Contemplaba el firmamento cuajado de topacios, unos topacios inalcanzables, casi tanto como ella. Sí, ella era un ser extraño, ¿quién era?, es más, ¿por qué era?, ¿quién la había enviado?, o mejor, ¿había sido enviada o había aparecido por su propia voluntad? Él era un cazador, del pueblo de los Eldar, aunque realmente, se dijo sonriendo para sí, no pertenecía a su pueblo desde hacía tiempo. Era un cazador, solitario y errante, su pensamiento se fundía muchas veces con el bosque que lo rodeaba, con la brisa que le acariciaba el rostro, estaba solo, pero a la vez, se sentía acompañado. Ésa era su gran cualidad. Podía viajar con la mente por todos los remotos rincones del ancho mundo por el que habían sus pies andado, podía comunicarse con todos aquellos que había conocido, con los que había entablado una amistad, pasajera, como todo en su vida, pero amistad. Desde un pegaso, hasta un humano u otro elfo. ¿Qué quién era él? Un cazador solitario y errante. La pregunta era ¿quién era ella?
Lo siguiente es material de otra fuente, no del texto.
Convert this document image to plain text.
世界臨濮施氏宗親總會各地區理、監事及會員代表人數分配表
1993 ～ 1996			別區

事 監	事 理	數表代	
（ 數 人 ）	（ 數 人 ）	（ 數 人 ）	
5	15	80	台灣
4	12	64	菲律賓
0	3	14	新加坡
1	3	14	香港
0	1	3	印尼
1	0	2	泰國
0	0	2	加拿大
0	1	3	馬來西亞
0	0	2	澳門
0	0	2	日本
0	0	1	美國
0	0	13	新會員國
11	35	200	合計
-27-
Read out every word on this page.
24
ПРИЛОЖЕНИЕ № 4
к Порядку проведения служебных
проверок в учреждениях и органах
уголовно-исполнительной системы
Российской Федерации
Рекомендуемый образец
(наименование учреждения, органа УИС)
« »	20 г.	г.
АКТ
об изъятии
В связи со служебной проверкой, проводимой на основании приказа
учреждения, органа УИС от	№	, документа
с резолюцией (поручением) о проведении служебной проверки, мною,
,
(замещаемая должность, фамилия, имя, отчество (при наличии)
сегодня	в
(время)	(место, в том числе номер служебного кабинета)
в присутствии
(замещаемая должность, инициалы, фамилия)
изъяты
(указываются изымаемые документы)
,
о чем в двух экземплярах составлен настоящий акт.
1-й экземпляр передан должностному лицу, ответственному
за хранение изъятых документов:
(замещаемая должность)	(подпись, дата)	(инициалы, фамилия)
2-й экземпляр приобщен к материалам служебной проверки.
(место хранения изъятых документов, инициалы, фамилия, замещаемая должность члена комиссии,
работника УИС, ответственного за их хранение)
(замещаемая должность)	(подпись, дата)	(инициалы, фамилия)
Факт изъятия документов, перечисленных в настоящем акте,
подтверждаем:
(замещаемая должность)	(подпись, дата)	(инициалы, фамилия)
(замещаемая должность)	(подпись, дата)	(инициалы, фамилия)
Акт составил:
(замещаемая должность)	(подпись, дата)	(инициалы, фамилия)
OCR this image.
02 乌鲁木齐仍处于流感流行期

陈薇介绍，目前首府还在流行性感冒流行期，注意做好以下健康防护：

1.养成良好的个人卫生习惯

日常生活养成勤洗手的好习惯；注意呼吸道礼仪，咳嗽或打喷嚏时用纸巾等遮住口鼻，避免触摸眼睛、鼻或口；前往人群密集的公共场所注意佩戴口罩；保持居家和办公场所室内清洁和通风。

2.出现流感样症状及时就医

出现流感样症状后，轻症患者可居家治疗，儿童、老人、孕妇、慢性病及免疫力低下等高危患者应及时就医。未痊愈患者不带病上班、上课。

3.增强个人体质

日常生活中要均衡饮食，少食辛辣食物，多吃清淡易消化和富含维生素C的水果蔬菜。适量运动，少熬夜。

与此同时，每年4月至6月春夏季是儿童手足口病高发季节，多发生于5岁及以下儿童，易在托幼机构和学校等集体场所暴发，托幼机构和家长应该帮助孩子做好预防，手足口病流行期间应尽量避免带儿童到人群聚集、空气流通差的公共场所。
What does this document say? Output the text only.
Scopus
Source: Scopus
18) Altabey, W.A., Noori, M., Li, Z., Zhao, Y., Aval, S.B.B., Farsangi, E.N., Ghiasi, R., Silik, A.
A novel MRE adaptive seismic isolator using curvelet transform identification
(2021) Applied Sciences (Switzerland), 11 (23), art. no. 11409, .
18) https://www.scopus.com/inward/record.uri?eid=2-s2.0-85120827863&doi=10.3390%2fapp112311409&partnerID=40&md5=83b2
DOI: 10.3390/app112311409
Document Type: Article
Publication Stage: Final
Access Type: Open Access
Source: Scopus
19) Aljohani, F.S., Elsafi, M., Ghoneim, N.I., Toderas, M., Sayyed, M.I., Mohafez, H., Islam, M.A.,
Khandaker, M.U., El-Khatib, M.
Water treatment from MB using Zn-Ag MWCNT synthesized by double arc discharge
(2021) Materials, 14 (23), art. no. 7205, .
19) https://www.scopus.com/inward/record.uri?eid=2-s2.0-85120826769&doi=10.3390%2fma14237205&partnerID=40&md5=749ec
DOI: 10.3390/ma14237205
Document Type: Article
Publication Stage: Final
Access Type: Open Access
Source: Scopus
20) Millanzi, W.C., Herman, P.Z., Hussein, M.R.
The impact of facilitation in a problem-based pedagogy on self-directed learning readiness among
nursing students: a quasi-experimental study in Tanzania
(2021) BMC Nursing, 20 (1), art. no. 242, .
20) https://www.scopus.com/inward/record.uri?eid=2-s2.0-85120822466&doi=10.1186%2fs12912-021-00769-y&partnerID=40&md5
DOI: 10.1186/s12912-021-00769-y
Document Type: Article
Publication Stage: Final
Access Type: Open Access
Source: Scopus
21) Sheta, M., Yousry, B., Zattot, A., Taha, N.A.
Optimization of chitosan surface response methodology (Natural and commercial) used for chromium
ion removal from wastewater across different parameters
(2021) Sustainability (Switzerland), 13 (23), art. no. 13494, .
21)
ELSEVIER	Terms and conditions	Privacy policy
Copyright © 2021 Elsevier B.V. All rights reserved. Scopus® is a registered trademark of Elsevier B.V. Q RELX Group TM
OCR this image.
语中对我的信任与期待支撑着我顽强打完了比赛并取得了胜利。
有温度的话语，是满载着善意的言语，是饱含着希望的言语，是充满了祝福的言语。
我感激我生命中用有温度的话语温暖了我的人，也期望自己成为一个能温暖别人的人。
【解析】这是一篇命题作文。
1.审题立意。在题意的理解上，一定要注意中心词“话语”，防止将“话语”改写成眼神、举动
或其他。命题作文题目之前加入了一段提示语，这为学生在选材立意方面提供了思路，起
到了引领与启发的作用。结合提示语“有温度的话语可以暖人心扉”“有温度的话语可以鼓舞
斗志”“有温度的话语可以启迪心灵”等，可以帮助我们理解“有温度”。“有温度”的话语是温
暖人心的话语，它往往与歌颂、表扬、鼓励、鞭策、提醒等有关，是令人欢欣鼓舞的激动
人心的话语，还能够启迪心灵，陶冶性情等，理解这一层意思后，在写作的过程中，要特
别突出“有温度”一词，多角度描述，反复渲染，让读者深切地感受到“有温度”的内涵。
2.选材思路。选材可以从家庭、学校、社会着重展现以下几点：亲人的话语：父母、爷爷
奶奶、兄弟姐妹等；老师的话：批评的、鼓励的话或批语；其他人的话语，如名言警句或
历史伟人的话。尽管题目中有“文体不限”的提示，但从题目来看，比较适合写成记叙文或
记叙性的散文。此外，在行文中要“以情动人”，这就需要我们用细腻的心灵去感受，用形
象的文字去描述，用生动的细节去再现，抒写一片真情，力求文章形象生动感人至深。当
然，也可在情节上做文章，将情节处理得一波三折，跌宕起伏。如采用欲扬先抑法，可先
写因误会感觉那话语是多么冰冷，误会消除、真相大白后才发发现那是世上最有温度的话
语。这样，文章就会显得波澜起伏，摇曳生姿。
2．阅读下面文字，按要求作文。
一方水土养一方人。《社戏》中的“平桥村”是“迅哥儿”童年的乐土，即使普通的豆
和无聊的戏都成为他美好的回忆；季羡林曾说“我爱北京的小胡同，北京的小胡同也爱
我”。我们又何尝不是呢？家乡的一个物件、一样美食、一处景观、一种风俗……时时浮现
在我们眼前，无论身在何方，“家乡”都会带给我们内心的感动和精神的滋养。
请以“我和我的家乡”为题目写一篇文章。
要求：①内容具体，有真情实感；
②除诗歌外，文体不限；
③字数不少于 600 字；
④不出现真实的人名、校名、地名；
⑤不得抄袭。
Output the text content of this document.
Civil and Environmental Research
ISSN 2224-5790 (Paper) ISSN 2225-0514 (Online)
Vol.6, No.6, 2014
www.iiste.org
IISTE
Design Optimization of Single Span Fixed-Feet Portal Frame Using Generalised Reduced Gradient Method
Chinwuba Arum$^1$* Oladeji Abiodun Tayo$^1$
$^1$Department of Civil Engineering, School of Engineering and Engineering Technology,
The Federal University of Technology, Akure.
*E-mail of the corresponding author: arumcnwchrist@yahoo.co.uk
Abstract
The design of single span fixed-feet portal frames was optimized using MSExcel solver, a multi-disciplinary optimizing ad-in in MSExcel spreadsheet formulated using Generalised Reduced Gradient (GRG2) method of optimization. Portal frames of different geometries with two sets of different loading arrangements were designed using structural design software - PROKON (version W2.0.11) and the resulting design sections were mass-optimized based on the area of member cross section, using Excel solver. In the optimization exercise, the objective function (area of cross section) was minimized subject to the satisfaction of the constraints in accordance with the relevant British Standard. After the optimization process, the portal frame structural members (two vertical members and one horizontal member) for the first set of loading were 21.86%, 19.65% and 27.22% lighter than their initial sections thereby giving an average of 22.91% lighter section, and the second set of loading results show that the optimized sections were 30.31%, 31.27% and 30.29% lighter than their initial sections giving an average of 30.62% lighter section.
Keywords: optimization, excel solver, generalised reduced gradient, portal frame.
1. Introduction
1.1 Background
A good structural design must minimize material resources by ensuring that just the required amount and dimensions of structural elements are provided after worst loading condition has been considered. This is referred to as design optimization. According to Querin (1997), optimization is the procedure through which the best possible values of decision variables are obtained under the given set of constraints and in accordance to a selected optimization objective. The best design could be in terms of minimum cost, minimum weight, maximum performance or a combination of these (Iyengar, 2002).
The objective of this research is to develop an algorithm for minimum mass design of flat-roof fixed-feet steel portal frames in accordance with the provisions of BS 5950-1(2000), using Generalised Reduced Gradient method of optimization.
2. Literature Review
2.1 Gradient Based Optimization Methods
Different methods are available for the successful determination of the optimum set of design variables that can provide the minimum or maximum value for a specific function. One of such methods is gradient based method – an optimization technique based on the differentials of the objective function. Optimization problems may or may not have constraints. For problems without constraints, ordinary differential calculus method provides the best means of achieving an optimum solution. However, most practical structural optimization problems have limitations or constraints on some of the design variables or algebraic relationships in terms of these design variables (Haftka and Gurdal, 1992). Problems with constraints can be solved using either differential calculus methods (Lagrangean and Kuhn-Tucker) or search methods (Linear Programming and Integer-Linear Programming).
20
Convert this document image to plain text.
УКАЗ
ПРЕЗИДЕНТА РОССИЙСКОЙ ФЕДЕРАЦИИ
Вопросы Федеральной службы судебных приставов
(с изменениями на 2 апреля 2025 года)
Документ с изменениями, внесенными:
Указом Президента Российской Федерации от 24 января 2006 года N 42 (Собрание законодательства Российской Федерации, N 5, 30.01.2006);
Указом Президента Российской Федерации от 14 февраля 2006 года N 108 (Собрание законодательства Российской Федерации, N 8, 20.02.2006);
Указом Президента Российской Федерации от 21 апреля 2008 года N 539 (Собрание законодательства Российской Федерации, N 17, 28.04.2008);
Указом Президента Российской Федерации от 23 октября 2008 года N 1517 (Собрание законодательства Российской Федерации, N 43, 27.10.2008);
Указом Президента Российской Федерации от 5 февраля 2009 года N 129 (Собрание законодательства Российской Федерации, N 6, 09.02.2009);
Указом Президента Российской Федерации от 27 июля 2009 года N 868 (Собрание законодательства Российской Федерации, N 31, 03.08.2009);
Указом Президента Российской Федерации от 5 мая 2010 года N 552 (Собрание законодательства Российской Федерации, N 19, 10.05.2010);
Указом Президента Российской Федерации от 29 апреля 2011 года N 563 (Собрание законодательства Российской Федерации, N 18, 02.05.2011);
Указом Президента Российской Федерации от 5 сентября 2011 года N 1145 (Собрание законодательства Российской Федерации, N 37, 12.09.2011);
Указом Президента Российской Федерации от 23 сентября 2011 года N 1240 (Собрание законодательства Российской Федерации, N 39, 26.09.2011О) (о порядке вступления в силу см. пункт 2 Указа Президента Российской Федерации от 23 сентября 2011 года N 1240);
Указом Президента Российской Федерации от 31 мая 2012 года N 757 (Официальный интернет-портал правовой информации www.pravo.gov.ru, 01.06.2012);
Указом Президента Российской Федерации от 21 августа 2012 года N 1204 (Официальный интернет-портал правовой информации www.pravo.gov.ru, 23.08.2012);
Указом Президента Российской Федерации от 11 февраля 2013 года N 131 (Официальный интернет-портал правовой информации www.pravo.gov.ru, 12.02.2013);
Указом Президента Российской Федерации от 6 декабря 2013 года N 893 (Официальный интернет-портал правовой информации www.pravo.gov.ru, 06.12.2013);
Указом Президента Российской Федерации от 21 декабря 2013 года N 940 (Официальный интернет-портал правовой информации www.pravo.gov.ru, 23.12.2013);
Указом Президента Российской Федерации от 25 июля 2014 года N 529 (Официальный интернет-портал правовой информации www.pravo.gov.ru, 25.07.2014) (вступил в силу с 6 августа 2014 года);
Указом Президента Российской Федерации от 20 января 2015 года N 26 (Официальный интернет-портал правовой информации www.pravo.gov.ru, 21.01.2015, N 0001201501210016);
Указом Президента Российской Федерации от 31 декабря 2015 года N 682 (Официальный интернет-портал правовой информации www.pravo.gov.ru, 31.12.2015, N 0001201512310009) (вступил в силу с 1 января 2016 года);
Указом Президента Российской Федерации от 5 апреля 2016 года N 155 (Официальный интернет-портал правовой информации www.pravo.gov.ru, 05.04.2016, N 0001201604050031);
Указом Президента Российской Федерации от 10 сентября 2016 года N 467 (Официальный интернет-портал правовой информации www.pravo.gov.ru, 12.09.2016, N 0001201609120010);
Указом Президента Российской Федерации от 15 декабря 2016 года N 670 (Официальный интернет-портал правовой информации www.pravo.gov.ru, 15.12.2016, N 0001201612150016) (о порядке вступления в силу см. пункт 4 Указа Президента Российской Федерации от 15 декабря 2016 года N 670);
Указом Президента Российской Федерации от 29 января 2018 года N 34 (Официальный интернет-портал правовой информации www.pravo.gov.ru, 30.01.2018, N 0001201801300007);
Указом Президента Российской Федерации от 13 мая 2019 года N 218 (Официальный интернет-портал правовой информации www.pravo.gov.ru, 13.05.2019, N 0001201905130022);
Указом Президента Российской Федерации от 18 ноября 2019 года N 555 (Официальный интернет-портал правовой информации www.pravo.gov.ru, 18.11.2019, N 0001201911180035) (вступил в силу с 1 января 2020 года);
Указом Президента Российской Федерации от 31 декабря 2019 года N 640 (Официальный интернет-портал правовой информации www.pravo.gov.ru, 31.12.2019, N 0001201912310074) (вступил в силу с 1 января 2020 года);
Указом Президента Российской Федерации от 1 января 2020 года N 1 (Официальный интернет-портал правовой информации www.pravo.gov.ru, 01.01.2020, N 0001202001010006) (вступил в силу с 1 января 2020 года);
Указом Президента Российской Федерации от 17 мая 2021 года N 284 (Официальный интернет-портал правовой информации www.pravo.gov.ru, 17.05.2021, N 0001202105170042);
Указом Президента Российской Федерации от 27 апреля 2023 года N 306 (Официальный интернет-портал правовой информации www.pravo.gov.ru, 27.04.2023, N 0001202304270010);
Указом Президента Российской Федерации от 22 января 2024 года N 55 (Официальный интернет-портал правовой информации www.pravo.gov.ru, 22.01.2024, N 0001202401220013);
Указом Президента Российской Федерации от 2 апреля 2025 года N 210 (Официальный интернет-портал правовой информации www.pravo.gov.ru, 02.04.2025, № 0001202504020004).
Un haz de luna, una luna llena y brillante, rojiza y cálida, descendió al bosque, iluminando un grupo de árboles, en el centro corrían arroyos, y entre ellos se alzaba un cementerio. Ya lo conocía, había estado allí antes, y sabía, sí, lo sabía, que ella estaría allí también. El cazador se incorporó, no podía evitar sentir la atracción del claro de luna en medio del bosquecillo, un escalofrío, helado y extraño, recorrió su espalda cuando se puso en camino.
Allí estaba, tal y como la había visto otra veces, ajena a todo lo que lo rodeaba. Escuchaba una música extraña que solo ella podía oír y cantaba algo que solo ella sabía que era. Bailaba entre los muertos, el cementerio que ocultaba los huesos de aquellos que fenecieron. La imagen debiera ser tétrica, si ella no fuera tan hermosa: un pálido reflejo de la luna rojiza de marzo en el claro de un bosque. Su cabello anaranjado, con reflejos dorados, como si hubiera capturado en un segundo el etéreo haz de la luna, se movía al tenso compás de la música que sólo llegaba a sus oídos. Sus ojos claros de agua de mar contenían la música de las esferas, que quizás fuera aquella a cuyo ritmo danzaba. Bailaba entre dos ríos, el Leteo, olvido, parecía susurrar entre el espeso follaje del bosque, y el Aqueronte, lamentos; entre los muertos que descendieron al Hades y ya no viajan bajo el sol. Un rayo de luna había descendido a la tierra para bailar en su bosque y el cazador solo podía contemplarla sin osar acercarse por miedo a que se difuminase en el éter.